Nor can it be said that PERB’s exclusion of the Hancock crash rescue unit is contrary to the clear statutory purpose of section 209 (4) to impose binding arbitration over terms of employment for members of municipal police and fire departments. It has been observed that “compulsory arbitration of interest disputes in the public sector is inimical to both the collective bargaining process and the normal political process” (Barr, The Public Arbitration Panel as an Administrative Agency: Can Compulsory Interest Arbitration be an Acceptable Dispute Resolution Method in the Public Sector?, 39 Alb L Rev 377, 383).

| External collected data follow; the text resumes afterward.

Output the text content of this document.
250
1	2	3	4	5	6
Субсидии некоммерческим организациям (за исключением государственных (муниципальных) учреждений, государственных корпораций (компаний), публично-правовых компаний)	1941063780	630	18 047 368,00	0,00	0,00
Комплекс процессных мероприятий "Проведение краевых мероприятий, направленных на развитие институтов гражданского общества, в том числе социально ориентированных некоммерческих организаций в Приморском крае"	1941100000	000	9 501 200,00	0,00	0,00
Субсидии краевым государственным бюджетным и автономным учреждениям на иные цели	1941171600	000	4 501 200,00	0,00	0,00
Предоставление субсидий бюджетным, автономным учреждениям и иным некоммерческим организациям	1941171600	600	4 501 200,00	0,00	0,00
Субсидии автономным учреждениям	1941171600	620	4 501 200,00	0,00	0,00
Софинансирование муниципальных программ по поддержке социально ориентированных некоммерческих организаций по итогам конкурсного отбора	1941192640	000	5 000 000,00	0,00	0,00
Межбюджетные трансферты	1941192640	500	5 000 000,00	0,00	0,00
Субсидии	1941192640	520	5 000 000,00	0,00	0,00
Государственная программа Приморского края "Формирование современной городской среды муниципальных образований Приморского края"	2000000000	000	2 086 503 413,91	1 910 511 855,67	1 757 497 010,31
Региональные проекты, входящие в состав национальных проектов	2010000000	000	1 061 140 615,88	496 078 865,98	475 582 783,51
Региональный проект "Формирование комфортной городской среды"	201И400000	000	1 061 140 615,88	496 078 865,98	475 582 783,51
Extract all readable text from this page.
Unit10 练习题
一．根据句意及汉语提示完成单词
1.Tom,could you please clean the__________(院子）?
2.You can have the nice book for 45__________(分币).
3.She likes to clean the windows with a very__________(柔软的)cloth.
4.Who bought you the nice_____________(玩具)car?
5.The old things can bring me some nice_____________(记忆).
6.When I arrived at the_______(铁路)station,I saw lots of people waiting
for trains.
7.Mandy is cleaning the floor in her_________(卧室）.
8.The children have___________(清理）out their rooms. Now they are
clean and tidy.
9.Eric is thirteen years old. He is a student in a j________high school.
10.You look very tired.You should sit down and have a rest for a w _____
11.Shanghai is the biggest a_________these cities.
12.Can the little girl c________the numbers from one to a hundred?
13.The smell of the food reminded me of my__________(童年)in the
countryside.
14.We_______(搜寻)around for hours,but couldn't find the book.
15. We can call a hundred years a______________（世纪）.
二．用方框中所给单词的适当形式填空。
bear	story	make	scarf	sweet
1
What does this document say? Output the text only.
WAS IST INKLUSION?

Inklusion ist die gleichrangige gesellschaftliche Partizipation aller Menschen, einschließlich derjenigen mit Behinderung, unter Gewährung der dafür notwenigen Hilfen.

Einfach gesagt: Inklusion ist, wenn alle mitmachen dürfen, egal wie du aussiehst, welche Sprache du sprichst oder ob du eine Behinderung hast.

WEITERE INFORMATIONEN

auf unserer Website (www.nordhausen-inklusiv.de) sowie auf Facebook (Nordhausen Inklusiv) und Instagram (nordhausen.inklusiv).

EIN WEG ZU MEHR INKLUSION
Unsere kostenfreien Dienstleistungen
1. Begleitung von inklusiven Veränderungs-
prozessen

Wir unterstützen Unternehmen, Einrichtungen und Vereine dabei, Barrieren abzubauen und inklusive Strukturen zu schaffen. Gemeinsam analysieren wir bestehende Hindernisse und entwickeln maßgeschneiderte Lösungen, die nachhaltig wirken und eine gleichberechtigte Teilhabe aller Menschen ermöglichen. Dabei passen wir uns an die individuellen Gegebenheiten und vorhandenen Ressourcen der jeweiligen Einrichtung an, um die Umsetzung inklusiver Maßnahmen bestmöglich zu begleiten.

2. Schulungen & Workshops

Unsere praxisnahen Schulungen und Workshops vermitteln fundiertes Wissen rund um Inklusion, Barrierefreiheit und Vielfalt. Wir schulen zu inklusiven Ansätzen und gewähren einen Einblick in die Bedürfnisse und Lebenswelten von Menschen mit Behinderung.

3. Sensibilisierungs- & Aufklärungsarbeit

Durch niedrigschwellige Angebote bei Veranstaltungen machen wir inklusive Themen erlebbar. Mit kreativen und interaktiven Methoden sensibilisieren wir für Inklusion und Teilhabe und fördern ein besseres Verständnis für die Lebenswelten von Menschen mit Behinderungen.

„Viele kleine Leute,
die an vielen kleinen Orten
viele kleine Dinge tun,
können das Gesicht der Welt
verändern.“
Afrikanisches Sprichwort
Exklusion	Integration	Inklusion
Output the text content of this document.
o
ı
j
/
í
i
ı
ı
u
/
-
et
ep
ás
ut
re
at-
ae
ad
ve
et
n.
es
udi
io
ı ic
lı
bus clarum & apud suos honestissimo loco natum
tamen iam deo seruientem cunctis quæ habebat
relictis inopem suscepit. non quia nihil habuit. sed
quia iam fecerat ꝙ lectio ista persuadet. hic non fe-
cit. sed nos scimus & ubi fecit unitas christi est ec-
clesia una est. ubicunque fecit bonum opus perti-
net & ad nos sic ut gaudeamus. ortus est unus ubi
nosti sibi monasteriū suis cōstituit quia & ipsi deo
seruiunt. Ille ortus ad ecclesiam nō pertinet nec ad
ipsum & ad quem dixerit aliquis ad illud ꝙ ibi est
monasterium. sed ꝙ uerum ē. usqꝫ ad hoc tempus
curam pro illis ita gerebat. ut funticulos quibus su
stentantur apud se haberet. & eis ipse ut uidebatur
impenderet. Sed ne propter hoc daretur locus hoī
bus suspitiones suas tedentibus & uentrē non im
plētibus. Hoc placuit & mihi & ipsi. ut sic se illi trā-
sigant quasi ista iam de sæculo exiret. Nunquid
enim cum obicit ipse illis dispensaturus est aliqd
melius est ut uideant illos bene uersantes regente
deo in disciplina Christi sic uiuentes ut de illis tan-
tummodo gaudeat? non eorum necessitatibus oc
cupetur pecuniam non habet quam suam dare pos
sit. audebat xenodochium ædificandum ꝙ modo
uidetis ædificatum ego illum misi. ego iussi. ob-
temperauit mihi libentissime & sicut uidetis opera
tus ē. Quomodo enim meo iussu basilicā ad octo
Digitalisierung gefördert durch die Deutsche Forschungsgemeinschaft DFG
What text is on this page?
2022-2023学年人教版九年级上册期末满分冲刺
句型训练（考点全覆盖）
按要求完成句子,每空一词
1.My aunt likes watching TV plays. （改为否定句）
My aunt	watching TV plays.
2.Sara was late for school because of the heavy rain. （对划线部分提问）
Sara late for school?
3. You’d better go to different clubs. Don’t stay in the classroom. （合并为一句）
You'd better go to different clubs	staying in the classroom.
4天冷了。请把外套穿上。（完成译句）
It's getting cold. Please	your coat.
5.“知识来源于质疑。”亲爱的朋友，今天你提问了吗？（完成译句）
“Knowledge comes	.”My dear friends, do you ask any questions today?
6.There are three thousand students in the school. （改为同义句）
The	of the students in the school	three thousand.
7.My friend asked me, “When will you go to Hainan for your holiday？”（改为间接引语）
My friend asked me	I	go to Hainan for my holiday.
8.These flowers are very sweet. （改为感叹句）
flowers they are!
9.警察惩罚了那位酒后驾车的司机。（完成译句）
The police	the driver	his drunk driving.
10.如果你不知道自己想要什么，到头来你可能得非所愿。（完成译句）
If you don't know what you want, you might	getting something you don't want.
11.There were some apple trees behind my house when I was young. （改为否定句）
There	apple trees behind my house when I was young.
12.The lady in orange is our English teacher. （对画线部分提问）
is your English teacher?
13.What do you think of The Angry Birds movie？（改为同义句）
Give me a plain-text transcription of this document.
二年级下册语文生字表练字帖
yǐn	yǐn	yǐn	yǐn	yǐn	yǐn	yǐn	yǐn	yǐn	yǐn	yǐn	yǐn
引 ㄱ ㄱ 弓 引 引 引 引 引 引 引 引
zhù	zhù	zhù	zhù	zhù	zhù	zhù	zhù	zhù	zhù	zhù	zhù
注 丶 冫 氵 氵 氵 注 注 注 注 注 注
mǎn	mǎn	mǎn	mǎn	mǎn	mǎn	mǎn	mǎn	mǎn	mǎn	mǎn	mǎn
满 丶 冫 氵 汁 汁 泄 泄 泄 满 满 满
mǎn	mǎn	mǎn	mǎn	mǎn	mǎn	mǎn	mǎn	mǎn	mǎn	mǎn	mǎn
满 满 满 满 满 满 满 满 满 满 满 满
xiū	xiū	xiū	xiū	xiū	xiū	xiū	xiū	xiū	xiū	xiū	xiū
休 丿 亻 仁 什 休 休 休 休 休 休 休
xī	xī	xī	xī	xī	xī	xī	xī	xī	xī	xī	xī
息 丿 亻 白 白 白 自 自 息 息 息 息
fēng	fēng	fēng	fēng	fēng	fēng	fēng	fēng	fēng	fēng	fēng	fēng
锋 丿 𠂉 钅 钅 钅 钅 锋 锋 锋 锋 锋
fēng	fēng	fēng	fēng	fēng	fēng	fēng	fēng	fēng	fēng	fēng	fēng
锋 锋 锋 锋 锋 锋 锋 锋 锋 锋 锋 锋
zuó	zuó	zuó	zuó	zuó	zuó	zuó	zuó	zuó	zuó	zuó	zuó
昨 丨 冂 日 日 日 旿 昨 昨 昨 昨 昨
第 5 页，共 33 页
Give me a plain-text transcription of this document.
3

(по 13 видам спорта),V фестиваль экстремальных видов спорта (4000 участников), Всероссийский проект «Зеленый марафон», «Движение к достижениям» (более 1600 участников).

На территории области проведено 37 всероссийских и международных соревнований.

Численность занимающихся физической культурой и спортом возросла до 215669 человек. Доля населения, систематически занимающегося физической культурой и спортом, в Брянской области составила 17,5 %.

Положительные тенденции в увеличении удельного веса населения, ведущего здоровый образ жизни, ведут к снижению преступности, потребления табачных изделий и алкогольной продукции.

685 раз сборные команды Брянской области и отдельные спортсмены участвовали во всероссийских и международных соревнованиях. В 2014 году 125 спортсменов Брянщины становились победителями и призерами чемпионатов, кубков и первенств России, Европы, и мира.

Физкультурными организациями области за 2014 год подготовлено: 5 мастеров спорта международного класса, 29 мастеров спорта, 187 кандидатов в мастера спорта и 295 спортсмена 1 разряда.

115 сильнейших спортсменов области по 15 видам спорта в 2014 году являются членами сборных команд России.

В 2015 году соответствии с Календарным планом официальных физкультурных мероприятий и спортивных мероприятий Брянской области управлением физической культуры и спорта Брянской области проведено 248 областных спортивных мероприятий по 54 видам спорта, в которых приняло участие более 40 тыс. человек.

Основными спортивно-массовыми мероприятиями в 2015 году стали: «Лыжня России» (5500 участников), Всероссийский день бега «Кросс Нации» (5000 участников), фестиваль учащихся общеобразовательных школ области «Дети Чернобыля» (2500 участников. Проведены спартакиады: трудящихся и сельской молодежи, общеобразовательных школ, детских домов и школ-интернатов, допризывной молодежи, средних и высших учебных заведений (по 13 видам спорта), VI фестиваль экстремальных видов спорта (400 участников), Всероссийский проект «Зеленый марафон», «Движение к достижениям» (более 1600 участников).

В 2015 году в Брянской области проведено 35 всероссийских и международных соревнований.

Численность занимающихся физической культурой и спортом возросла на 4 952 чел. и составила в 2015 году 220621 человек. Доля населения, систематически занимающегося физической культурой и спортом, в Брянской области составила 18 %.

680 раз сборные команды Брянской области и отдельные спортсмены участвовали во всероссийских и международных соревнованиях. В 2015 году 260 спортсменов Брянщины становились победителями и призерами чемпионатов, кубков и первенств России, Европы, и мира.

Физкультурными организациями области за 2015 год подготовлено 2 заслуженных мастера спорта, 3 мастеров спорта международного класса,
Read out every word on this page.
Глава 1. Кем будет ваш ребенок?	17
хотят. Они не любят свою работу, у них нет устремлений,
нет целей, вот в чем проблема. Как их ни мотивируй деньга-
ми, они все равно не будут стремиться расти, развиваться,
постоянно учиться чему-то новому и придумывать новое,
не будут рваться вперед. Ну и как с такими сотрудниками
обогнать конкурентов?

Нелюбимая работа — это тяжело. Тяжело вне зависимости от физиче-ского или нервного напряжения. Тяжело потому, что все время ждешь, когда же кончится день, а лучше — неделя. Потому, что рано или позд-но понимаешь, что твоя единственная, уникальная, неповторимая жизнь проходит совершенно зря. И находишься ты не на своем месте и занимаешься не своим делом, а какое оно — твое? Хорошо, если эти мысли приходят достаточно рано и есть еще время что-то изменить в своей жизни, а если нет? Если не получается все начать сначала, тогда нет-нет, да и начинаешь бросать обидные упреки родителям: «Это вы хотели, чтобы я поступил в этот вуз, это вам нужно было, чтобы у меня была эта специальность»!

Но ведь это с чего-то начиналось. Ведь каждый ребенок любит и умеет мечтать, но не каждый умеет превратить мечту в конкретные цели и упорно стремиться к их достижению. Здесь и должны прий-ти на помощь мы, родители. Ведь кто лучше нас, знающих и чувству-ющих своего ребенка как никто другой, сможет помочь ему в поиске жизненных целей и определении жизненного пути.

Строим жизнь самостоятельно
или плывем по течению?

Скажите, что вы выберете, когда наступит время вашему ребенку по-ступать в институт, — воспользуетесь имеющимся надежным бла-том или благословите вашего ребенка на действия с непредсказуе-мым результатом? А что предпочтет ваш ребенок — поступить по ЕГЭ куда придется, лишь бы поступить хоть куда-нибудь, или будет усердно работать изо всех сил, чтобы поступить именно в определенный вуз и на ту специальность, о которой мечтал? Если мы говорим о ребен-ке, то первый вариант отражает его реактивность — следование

Section 209 (4) was enacted to respond to the special need to lessen the likelihood of work stoppages in the sensitive areas of public safety in which municipal police and fire departments function (City of Amsterdam v Helsby, 37 NY2d 19, 29 [Fuchsberg, J., concurring]). PERB was not acting inconsistently with these considerations in restricting application of section 209 (4) to fire and police departments organized as such and performing these general public safety functions in the subject municipality (see, Matter of Erie County Sheriff [Local 2060, Council 66], 7 PERB ¶ 3057; Matter of County of Rockland [Rockland County Sheriff’s Patrol Assn. Rockland County Sheriff’s Deputies Assn.], 11 PERB ¶ 3050, confirmed sub nom. Rockland County Sheriff’s Patrol Assn. v New York State Public Employment Relations Bd., 67 AD2d 1109).

In short, this proceeding is yet another instance in which resolution necessarily involves questions of administrative policy and expertise and, accordingly, this court is obliged to defer to PERB’s interpretation of the statute which that agency is charged with implementing (Matter of Incorporated Vil. of Lynbrook v New York State Public Employment Relations Bd., 48 *259NY2d 398, 404). Since PERB’s construction of section 209 (4) is not unreasonable, its determination should be confirmed.

Mahoney, P. J., Kane, Casey and Weiss, JJ., concur. Determination confirmed, and petition dismissed, without costs.